Rats are widely seen as pests in Africa, hated for the damage they do to crops and food stocks. But a Tanzanian-based Belgian NGO named Apopo is changing perceptions – by training African giant pouched rats to sniff out landmines and detect tuberculosis.
Rigorously trained over nine months, Apopo’s landmine detection rats learn to stop and scratch at the ground when they pick up the scent of TNT, in return for food rewards. With an acute sense of smell and a body weight too light to set off mines, the rodents have proven highly effective. Since 2006, Apopo claims to have helped clear nearly 18 million square meters of land of explosive devices in Africa and South-East Asia.
Since 2007, Apopo’s rats have also been tackling tuberculosis in Tanzania and, more recently, Mozambique. Working with sputum samples placed underneath a glass laboratory cage, the rodents learn to pause and scratch when they detect a positive sample. According to the WHO, nine million people a year get sick with TB, and health systems miss one-third of them.
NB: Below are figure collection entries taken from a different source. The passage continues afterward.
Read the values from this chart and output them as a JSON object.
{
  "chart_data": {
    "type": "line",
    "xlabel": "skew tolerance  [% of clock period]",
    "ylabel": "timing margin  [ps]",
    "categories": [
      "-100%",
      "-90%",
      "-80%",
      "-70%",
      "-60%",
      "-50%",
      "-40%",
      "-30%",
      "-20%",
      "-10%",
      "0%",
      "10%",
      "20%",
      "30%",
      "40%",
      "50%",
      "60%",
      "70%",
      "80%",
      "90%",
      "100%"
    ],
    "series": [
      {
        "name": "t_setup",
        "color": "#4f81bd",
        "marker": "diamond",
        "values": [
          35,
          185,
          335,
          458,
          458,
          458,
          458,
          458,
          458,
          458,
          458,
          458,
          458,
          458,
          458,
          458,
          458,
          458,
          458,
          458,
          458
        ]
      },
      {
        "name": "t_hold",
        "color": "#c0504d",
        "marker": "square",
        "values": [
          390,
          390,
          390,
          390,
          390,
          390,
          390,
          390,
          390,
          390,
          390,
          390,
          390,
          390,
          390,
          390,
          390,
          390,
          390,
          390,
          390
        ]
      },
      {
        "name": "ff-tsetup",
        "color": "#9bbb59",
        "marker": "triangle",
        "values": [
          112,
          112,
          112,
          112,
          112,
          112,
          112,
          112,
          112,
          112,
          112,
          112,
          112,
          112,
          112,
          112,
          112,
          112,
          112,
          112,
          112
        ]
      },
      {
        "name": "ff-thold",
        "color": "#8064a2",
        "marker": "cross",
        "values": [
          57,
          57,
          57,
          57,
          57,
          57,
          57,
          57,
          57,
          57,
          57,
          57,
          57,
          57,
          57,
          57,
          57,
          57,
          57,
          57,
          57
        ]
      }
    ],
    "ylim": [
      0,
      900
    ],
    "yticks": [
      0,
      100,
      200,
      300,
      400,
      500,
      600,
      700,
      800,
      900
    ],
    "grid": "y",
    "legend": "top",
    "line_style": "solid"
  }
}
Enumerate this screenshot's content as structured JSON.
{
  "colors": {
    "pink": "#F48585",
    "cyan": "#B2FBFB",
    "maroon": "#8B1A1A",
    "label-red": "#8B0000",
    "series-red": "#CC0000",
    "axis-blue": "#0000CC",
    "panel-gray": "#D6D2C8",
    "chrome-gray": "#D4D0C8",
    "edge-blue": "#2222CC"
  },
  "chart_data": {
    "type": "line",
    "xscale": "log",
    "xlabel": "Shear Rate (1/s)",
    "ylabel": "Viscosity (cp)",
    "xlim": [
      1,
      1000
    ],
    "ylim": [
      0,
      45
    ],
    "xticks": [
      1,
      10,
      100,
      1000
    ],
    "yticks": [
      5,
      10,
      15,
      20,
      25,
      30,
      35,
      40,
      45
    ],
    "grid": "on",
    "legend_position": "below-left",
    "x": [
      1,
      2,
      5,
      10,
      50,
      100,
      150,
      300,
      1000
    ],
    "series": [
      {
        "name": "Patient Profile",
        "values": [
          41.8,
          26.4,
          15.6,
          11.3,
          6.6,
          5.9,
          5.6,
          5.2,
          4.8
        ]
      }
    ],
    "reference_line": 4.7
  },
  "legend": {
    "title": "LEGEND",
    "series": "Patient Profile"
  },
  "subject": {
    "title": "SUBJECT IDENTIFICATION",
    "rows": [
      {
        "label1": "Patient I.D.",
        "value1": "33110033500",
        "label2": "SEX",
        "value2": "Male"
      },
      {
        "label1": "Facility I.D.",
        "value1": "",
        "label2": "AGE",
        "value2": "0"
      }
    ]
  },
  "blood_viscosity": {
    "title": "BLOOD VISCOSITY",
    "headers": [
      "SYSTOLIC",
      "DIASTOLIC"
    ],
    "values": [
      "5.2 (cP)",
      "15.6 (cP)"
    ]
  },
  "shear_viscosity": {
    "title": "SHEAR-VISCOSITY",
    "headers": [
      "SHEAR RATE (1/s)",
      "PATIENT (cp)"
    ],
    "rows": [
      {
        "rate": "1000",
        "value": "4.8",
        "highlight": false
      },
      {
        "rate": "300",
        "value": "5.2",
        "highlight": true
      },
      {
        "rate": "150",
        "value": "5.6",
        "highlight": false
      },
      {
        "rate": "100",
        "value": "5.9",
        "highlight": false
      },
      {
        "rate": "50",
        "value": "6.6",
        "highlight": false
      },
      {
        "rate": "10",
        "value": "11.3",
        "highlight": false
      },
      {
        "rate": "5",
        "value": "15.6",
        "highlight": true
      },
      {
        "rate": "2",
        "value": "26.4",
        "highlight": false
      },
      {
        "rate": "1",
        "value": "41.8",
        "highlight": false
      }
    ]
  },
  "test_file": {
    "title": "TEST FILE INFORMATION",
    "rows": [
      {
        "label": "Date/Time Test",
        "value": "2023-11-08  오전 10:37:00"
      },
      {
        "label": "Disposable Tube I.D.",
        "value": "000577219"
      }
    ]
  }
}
Undiagnosed patients can infect others with the airborne disease, which can be deadly if untreated.
In 2014 alone, Apopo claims to have detected an additional 1,412 cases of TB from samples that were initially found negative by conventional screening at health clinics.Haruni Ramadhani, a quality control supervisor at the Apopo lab in Tanzania, said, “Mycobacterium tuberculosis can hide from the microscope lens but cannot disguise the odor it produces from our rats.”